Hay, no obstante, que agradecer a grandes filólogos como Fernando Lázaro Carreter la preocupación a pie de obra por elevar a una dimensión específica de dignidad la lectura concienzuda de los textos literarios, unida a la firme voluntad pedagógica por hacer alcanzar una mínima capacitación del discente, dentro del ámbito académico preuniversitario, para formarse juicios estéticos bien fundados a partir, sobre todo, de la introducción en España de la técnica depurada del comentario de textos literarios, con criterios didácticos y formativos de muy buena ley.

Hoy no se trata ya de la ambición desmesurada de conducir hacia el mundo clásico al escolar de la era informática y digital, renuente contumaz a la lectura y a la escritura en tanto que esforzadas y pacientes tareas, en sí mismas seleccionadoras de hombres, sino, más sencillamente, nuestro vaporoso designio es el de introducirlo tan sólo en el mundo histórico de la creación literaria auténtica en su lengua materna.

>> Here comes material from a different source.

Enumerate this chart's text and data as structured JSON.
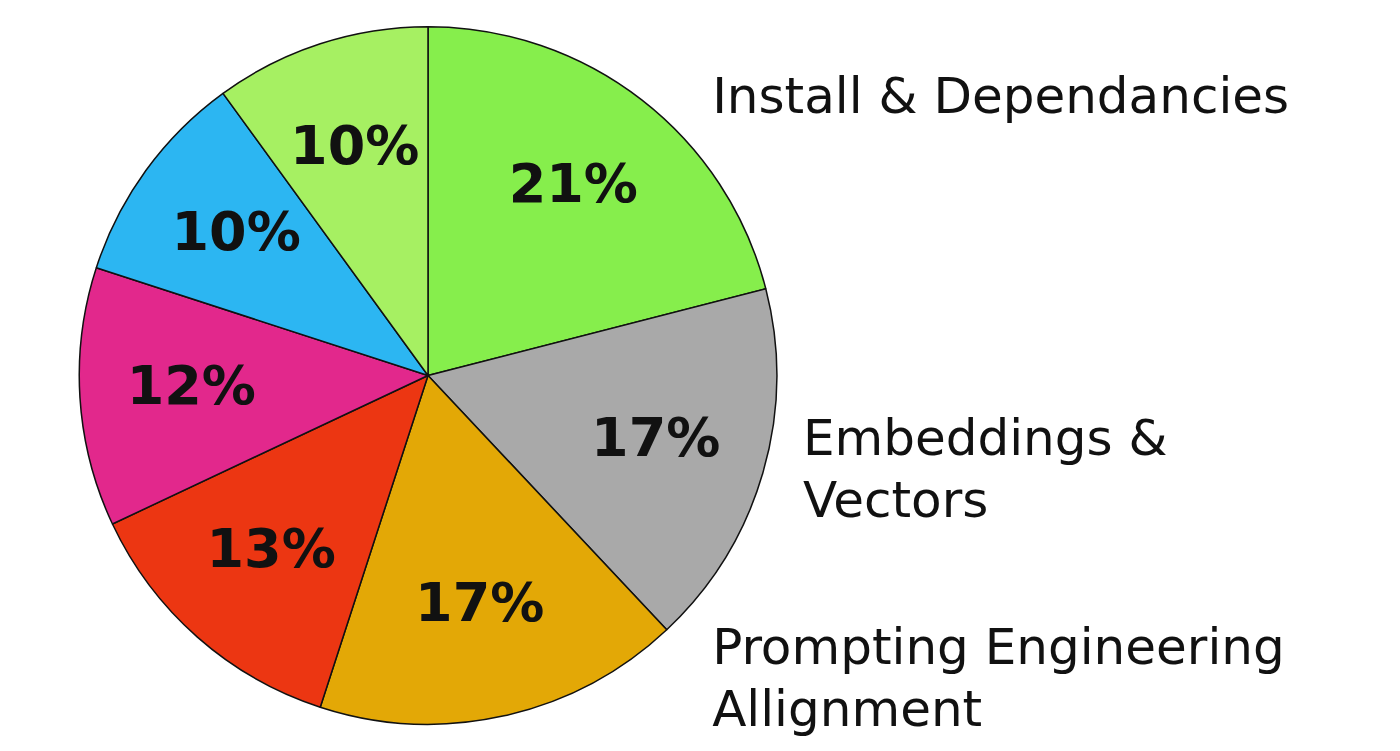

Pero, una vez aniquiladas las letras clásicas, era de esperar que el mismo destino iría aparejado a las letras castellanas, tal como efectivamente ha sucedido en el silencio promiscuo de los laboratorios donde se proyectan los ordenamientos, con funesta fuerza de ley, de unos planes de estudio o “curricula” en los que el espacio académico para las verdaderas humanidades tan sólo nos ofrece el aspecto de un lodazal resbaladizo y en muchos casos contaminado por la alta exposición a intoxicaciones conceptuales, traídas por los pelos desde las variopintas corrientes de la Lingüística teórica, por supuesto edulcorada, manoseada y diluida hasta volverla irreconocible.

Un profesor español actual, sobre todo si imparte docencia en el »guetto” de los departamentos llamados «didácticos» de la asignatura más maltratada (Lengua Castellana y Literatura) de la nueva educación secundaria obligatoria, la legítimamente mal afamada ESO, a pesar de su inútil carga lectiva, que proveé de sustento a muchos pero no nutre el entendimiento de nadie, puede dar fe y testimonio de ello, porque precisamente él, con toda la modestia de sus limitaciones, es un motor inconsciente y pasivo de tal impulso desnacionalizador y desculturador.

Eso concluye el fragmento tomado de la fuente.